Forcing mechanisms and water column response over the West Louisiana Inner Continental Shelf (WLICS) are investigated at various temporal and spatial scales. The major mechanisms that have an effect on shallow-water currents over the WLICS are winds, runoff from the Mississippi and Atchafalaya rivers, and circulation of the northwestern Gulf of Mexico. Summer wind stress values are low and currents generally meander over the inner shelf during this period. A shift in the direction of the regional wind stress in late June causes a reversal in the current direction over the west Louisiana shelf. Autumn currents are primarily westward in response to predominantly westward wind stress. Winter currents are primarily westward, but during frontal passages the current swings rapidly to the east. As winds become easterly, the currents return to their westward set. During the spring the flood on the Mississippi and Atchafalaya rivers introduces a large amount of fresh water into the coastal waters. The fresh water causes density gradients, which decouple near-bottom flow from surface winds and increase the intensity of the westward currents.
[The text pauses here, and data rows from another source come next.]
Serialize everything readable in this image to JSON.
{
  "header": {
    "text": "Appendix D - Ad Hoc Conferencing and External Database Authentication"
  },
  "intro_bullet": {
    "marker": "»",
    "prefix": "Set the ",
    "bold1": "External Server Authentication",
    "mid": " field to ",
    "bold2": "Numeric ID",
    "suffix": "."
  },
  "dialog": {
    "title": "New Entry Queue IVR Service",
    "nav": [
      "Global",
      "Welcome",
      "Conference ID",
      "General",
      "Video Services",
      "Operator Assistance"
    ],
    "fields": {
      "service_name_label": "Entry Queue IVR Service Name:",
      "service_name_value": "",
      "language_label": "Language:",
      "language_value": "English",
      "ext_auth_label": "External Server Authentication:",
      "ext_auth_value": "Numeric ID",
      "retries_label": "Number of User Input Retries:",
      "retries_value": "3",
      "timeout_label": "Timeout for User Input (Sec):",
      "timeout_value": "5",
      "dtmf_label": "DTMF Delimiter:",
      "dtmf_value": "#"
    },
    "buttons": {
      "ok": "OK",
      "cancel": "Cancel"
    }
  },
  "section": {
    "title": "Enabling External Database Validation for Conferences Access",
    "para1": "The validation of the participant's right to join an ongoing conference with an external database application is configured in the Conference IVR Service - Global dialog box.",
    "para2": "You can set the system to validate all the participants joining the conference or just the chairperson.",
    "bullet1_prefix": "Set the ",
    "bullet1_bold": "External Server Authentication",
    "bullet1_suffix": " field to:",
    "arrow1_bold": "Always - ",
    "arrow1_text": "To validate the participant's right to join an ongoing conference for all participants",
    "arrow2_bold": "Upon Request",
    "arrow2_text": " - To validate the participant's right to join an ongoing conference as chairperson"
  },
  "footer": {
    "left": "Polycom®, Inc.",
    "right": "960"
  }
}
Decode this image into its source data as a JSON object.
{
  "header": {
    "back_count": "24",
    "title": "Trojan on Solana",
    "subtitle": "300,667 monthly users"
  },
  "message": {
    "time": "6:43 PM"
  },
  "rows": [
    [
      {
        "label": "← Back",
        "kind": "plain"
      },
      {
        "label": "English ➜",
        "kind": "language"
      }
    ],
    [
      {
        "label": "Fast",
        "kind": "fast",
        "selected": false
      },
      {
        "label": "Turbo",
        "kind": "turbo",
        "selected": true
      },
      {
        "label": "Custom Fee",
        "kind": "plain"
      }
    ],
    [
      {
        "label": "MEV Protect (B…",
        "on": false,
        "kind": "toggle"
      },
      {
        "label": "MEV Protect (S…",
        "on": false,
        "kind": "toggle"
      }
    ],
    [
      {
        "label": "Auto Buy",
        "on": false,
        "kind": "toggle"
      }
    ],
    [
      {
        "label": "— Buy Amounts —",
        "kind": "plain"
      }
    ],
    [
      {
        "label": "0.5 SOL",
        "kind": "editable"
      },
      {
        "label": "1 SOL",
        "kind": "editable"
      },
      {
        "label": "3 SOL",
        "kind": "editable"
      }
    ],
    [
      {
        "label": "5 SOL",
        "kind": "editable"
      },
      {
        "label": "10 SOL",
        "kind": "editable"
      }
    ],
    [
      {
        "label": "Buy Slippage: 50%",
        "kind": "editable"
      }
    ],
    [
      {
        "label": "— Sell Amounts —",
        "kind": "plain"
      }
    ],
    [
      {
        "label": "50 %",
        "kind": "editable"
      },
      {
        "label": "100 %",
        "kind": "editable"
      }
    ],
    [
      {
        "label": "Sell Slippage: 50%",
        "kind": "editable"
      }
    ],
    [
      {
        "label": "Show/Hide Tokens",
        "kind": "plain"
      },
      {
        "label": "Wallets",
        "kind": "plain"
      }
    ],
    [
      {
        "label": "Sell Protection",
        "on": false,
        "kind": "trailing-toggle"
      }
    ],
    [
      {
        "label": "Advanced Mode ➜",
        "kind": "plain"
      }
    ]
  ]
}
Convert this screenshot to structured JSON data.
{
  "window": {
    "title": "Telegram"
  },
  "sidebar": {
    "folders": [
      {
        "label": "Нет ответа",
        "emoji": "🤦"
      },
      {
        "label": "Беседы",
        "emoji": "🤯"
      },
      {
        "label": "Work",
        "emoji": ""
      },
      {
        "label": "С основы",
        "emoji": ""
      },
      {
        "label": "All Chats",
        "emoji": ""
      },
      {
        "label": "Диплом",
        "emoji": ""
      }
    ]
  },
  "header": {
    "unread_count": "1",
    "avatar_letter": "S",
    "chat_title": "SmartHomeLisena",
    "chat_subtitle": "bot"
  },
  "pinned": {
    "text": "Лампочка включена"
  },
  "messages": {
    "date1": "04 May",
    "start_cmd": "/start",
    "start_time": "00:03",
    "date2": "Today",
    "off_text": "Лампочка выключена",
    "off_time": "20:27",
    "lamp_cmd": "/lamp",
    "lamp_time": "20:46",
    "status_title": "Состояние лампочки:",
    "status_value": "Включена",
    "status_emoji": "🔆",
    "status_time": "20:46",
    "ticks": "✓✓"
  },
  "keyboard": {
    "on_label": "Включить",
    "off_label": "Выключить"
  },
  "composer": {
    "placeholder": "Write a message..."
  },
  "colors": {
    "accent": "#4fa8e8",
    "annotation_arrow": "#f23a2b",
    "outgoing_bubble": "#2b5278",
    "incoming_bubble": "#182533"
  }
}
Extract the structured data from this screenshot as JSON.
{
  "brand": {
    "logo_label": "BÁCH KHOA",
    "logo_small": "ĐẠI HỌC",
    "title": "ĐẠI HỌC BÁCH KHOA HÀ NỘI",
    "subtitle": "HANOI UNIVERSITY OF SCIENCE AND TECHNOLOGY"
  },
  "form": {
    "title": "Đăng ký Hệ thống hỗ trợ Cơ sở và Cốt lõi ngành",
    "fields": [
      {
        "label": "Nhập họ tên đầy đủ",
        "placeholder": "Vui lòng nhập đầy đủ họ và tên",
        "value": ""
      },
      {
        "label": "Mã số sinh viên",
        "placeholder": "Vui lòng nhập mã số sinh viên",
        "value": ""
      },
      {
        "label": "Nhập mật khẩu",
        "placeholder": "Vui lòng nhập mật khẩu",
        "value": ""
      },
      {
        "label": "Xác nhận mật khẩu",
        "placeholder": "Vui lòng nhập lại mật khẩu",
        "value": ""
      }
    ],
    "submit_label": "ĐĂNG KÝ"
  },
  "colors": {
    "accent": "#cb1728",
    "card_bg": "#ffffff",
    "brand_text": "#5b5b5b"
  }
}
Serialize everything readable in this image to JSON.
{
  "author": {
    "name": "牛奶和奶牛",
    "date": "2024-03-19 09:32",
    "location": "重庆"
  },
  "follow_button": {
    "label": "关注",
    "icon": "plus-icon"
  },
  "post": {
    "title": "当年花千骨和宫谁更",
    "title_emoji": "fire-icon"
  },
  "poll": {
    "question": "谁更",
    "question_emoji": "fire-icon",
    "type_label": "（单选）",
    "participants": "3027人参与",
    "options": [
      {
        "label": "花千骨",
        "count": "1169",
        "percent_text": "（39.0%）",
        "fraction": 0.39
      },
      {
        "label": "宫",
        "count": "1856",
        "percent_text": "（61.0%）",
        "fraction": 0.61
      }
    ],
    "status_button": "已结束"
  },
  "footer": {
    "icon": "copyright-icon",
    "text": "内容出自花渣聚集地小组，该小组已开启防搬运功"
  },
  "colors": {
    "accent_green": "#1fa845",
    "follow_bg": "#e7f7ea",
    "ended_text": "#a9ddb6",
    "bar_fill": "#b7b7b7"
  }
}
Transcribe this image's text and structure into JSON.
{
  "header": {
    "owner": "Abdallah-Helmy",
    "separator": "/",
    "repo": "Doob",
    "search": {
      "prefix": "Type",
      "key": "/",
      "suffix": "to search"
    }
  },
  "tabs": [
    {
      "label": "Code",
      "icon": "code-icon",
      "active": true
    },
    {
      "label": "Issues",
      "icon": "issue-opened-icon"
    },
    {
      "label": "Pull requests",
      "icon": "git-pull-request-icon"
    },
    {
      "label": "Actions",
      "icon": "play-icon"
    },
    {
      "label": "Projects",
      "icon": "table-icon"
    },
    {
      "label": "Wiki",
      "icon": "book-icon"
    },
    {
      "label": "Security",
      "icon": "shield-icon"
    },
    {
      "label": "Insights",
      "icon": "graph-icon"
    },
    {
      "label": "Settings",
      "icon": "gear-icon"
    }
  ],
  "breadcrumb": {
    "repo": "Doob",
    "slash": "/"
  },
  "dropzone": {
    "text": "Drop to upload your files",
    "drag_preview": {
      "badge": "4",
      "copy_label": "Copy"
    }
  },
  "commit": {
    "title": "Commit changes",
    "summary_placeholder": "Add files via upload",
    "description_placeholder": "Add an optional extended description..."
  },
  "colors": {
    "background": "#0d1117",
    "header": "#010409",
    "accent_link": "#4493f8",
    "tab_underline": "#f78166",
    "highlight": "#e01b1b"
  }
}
During the autumn and winter regional-scale cyclonic flow, generated by a succession of cold-front passages, helps to maintain flow over the WLICS in a westward direction. Four periods of frontal passage in 1979 are studied in detail. Strong alongshelf wind stress is common during the January and March frontal periods. An investigation of water column dynamics reveals that the alongshelf wind stress accelerates the water column and generates a frictional boundary layer at the bottom. A strong high pressure system pushes a front across the WLICS from the north during February. Dynamically, low alongshelf wind stress accelerates the water column, but it is not strong enough to establish a frictional balance. An alongshelf pressure gradient also influences the water column dynamics. South-southeasterly winds and freshwater runoff dominate the April frontal period. The alongshelf wind stress accelerates the water column, but no frictional balance is established. A pressure gradient term due to the Atchafalaya flood contributes to the momentum balance.